Rostami Zahra, Mukund Kavitha, Masnadi-Shirazi Maryam, Subramaniam Shankar
Department of Computer Science and Engineering, University of California San Diego, San Diego, California, United States of America.
Department of Bioengineering, University of California San Diego, San Diego, California, United States of America.
PLoS One. 2025 Jul 23;20(7):e0327773. doi: 10.1371/journal.pone.0327773. eCollection 2025.
Heterogeneity of breast cancer poses several challenges for detection and treatment. With next-generation sequencing, we can now map the transcriptional profile of each patient's breast tissue, which has the potential for identifying and characterizing cancer subtypes. However, the large dimensionality of this transcriptomic data and the heterogeneity between the molecular profiles of breast cancers poses a barrier to identifying minimal markers and mechanistic consequences. In this study, we develop an autoencoder to identify a reduced set of gene markers that characterize the four major breast cancer subtypes with the accuracy of 82.38%. The reduced feature space created by our model captures the functional characteristics of each breast cancer subtype highlighting mechanisms that are unique to each subtype as well as those that are shared. Our high prediction accuracy shows that our markers can be valuable for breast cancer subtype detection and have the potential to provide insights into mechanisms associated with each subtype.

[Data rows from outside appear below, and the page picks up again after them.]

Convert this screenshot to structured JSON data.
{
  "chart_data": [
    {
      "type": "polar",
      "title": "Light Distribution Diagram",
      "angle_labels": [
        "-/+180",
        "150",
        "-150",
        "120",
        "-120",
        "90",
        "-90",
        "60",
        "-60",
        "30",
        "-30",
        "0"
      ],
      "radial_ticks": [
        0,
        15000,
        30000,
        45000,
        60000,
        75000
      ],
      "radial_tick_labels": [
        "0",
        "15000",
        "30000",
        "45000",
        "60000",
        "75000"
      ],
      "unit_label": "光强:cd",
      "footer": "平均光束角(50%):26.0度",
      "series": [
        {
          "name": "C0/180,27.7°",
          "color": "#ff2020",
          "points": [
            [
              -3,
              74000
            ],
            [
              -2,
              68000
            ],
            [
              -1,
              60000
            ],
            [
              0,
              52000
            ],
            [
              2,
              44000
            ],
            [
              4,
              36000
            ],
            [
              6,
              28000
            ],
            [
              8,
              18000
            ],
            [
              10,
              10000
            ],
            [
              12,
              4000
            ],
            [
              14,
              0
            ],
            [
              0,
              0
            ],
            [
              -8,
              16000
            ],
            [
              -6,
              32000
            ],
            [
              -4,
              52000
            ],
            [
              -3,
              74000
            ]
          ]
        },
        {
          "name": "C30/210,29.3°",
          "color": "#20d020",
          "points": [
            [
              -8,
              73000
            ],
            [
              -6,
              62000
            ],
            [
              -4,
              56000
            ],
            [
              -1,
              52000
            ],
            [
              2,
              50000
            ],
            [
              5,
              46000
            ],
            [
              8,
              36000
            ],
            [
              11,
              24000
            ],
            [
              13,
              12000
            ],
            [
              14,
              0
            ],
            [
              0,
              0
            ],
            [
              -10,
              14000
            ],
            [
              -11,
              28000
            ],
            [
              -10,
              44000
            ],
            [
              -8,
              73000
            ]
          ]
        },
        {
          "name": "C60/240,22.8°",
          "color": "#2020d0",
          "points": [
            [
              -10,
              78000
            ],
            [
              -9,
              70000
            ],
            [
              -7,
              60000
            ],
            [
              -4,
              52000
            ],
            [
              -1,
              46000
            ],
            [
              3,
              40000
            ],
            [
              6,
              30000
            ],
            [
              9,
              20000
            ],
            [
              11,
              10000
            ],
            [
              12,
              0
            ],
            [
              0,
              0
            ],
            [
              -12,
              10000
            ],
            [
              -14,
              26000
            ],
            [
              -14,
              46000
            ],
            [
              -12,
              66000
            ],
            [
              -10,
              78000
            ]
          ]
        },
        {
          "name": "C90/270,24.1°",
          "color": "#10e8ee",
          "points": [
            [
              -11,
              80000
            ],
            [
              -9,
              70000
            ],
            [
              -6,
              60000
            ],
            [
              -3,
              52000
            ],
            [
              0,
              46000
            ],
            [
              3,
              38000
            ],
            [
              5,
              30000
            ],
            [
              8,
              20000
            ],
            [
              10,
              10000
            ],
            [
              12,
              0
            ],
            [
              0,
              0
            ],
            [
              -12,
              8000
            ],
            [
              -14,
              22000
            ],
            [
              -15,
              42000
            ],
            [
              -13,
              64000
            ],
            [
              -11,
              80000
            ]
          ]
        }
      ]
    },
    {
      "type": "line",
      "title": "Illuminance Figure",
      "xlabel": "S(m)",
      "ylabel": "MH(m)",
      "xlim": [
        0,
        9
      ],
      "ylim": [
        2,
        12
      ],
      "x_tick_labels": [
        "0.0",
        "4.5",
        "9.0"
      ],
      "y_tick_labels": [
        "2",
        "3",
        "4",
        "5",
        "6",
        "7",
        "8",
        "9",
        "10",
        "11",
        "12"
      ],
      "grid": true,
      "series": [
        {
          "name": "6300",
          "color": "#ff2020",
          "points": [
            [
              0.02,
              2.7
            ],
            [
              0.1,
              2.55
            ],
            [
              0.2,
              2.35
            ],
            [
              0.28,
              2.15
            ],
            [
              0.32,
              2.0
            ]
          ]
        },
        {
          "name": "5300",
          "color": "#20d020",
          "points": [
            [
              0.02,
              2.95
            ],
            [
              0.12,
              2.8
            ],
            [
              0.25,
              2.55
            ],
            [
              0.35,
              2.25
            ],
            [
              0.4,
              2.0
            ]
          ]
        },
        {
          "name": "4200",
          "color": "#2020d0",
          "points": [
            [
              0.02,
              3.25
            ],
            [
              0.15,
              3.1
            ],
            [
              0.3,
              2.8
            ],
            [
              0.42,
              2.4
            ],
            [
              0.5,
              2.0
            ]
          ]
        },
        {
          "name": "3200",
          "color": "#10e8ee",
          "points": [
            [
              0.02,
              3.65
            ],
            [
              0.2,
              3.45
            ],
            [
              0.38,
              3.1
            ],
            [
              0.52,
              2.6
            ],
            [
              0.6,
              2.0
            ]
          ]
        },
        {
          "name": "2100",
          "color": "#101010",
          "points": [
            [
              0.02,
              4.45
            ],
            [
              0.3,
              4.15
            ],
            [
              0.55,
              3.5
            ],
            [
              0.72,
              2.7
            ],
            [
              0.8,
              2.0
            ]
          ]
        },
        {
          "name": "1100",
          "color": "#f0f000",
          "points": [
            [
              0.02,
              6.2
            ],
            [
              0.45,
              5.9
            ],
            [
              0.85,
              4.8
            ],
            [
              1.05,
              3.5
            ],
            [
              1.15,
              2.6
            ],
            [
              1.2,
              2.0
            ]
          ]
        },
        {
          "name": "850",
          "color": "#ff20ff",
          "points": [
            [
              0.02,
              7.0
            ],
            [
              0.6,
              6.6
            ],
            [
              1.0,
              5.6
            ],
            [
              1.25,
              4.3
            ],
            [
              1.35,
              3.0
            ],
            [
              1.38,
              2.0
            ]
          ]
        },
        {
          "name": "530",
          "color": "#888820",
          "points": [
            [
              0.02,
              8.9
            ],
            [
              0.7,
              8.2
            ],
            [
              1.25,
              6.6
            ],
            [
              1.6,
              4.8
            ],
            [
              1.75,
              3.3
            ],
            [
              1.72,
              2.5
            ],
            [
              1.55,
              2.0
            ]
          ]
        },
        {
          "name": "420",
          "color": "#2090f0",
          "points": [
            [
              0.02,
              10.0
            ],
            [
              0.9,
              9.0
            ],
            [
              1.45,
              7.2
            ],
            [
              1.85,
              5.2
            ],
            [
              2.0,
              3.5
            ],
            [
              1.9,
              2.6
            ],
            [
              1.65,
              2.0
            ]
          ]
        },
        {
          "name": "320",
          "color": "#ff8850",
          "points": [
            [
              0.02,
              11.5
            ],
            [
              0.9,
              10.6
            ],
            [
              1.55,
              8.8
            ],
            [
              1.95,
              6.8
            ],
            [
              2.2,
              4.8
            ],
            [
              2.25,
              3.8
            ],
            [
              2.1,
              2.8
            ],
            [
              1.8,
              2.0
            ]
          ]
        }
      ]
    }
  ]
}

乳腺癌的异质性给检测和治疗带来了诸多挑战。借助下一代测序技术,我们现在能够绘制每位患者乳腺组织的转录图谱,这为识别和表征癌症亚型提供了可能。然而,这种转录组数据的高维度以及乳腺癌分子图谱之间的异质性,对识别最小标记物和机制后果构成了障碍。在本研究中,我们开发了一种自动编码器,以识别一组经过简化的基因标记物,这些标记物能够以82.38%的准确率表征四种主要的乳腺癌亚型。我们的模型所创建的简化特征空间捕捉到了每种乳腺癌亚型的功能特征,突出了各亚型独特的机制以及共享的机制。我们较高的预测准确率表明,我们的标记物对于乳腺癌亚型检测具有重要价值,并且有可能为与每种亚型相关的机制提供深入见解。